Dr. Mohamed Dahman, a bariatric surgeon practicing at Mercy Health Weight Management Solutions, discusses weight loss, bariatric surgery, and how to eat healthy in social situations with radio personality Mike McConnell on 700WLW’s Mercy Health Medical Minute podcast.
Mike McConnell: I imagine business is brisk for you, since Americans are getting larger and larger all the time. And not just Americans, it’s a global issue.
Dr. Dahman: Speaking locally, the CDC has been tracking our obesity rates for the past 30 years, and they expect that by the year 2025, almost 50 percent of the population will be obese. In the Tristate area, one in every three people is obese. If you look at obesity rates and diabetes rates, they are going hand in hand. Obesity comes with the bad price of many medical conditions that can affect our bodies.
Mike McConnell: I got out of high school in the 70’s, and if I go back and flip through a yearbook candid photos of students anywhere on the campus you are hard pressed to find anyone who is overweight. Today I would imagine 50 percent of high school student are. In a short span of time, we’ve grown by leaps and bounds.
Dr. Dahman: There are a lot of things that happened in that period of time. There have been changes culturally in how we eat, how we exercise, and how we’re managing stress. All of this has effected the obesity epidemic in our country.
Mike McConnell: I blame the drive through window because you don’t even have to stand up to get your food.

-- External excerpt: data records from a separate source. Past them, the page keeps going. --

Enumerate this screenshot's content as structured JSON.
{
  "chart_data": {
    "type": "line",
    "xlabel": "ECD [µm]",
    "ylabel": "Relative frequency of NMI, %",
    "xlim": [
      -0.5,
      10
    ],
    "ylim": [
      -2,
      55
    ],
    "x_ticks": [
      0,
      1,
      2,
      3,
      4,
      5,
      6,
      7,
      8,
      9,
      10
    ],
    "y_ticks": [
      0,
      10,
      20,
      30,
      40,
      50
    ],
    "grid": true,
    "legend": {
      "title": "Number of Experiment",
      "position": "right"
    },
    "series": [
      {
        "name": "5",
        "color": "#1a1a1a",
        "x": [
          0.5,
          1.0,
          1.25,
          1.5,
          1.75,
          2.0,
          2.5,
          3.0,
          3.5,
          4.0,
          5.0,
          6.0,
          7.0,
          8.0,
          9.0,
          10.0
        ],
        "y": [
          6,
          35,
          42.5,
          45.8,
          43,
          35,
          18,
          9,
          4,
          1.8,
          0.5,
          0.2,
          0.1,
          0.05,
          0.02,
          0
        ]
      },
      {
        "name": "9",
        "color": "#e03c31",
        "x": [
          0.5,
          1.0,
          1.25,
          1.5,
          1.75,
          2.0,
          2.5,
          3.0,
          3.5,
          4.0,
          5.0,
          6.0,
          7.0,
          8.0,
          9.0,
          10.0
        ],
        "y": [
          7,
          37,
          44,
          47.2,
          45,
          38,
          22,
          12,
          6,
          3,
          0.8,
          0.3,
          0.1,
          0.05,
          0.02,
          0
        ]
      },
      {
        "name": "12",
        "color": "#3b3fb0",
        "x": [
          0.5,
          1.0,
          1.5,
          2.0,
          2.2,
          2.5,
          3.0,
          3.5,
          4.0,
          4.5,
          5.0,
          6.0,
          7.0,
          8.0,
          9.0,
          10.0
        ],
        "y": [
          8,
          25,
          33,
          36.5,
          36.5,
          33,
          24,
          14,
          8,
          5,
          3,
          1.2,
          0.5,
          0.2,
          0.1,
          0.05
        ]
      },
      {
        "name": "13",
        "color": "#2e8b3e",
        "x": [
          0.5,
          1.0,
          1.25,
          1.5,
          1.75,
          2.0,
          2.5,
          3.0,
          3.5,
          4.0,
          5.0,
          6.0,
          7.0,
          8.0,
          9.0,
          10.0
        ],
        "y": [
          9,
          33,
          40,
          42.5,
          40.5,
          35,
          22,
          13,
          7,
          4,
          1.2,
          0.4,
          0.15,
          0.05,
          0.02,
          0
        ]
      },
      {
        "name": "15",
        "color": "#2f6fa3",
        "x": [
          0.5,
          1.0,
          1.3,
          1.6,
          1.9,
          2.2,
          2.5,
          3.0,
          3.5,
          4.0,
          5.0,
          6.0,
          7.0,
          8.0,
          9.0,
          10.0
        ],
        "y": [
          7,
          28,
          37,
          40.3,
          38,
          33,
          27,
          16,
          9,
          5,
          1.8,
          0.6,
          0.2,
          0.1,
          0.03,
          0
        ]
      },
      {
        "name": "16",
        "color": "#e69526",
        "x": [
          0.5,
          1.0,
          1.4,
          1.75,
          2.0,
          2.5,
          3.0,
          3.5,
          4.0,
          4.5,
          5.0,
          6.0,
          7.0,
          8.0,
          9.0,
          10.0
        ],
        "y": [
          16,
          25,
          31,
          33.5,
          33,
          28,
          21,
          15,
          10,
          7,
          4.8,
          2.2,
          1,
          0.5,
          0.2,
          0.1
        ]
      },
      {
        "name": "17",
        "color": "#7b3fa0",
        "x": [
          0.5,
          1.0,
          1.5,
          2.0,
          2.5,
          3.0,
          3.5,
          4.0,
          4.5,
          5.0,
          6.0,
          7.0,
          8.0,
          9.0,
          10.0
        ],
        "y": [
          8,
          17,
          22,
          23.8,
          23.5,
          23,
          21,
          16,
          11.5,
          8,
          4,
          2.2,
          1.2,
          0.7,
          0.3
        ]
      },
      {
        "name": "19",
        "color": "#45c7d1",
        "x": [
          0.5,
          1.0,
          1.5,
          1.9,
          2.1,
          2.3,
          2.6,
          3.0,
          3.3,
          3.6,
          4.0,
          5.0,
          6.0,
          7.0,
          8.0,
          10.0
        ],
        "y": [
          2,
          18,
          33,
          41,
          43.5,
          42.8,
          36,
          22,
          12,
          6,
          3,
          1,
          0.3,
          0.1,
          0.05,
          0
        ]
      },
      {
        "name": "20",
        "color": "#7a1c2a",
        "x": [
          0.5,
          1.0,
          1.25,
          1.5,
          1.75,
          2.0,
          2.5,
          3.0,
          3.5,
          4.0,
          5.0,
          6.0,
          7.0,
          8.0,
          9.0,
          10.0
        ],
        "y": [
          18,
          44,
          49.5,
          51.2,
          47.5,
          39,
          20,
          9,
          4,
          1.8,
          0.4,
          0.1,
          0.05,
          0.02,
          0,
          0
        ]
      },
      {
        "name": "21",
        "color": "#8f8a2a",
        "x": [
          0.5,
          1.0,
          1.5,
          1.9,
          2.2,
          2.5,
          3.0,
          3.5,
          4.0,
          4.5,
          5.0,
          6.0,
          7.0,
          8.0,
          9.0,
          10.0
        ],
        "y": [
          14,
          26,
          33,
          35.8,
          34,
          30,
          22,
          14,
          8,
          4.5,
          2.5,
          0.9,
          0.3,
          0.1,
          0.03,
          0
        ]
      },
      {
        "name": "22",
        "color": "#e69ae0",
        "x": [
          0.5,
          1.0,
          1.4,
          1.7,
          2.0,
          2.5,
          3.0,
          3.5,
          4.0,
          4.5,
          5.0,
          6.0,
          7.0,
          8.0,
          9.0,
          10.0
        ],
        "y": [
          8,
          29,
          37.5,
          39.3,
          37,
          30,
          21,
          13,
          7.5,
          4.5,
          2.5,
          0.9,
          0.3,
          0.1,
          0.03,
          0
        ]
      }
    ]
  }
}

Dr. Dahman: That’s a good point, and one that we try to share with our patients. We tell them it starts with you. You need to have time for yourself. If you look at our fast-paced lifestyles, we are always running. But, you need to make time for yourself, time to eat, to sleep, to exercise, and to relax. And if we can start carving out time for ourselves, I think we can start seeing that change happen.
Mike McConnell: The rule used to be, if you’re cooking at home, don’t make portions any larger than you would get in a restaurant. Because restaurant portions used to be more reasonable than they are today.
Dr. Dahman: Exactly, so one thing we always tell our patients is be prepared. Look at the menu ahead of time, and see if there are lighter options or half portions. If they don’t have those options available, ask for a box with your order. When the meal comes set half of it aside so that it becomes your lunch the next day.
Another point to being prepared is being aware of what you’re drinking. When you are getting free refills, you may drink a lot of pop. The carbonation from the pop stretches your stomach causing you to eat more.
Along with that, pay attention to some of the things they offer you for free. When you go t a restaurant they give you free bread, or chips and salsa. Since most of the time we’re hungry we indulge and we can eat a lot before the meal even comes.
Mike McConnell: Now, do you only focus on what people are eating? Because a large part of trying to drop some weight is getting exercise, too.
Dr. Dahman: Absolutely, we always say it’s all about balance, eating right, being active and getting time to rest and sleep. If that balance is in place, our patients become very successful in their weight loss journey. We tell our patients that this is a lifelong commitment and that it has multiple phases. The first is preparing to lose the weight, the second is losing the actual weight and then the third phase is maintaining that weight loss.
Mike McConnell: What is one or two of the least healthy things we eat that we eat often? Is it a burger?
Dr. Dahman: I’m not going to lie to you, I like to eat burgers. And so, I’m not going to tell a patient that they can’t eat burgers. Instead maybe we eliminate the bread or the cheese. Take the burger, the actual meat itself and have some vegetables with it. This way, you have cut out a lot of the additional calories but still enjoy the meal. At the end of the day a burger is ground beef so it’s high in protein and if its grilled, most of the fat in it will hopefully be decreased. So a burger isn’t bad, but it depends on how you fix it, how you serve it and the portion.
Mike McConnell: So, you are a bariatric surgeon. I’ve known one or two people who have gone through bariatric surgery who didn’t lose any weight at all. Is this a case of them feeling full but continuing to eat?
Dr. Dahman: So, we always say that surgery is a tool. It’s up to the patient to lose the weight. So, it matters what you’re eating and what you’re drinking. If someone eats solid foods, they will probably feel full. However, if they’re consuming a lot of liquid calories, especially high caloric beverages they may pass through and still cause them to gain the weight. There are a lot of other factors, too. How the patient is prepared before surgery, how the procedure goes and then the follow up after the surgery. We have one of the most successful rates of weight loss in the Tristate area because of the intense follow up that we have for our patents after the surgery.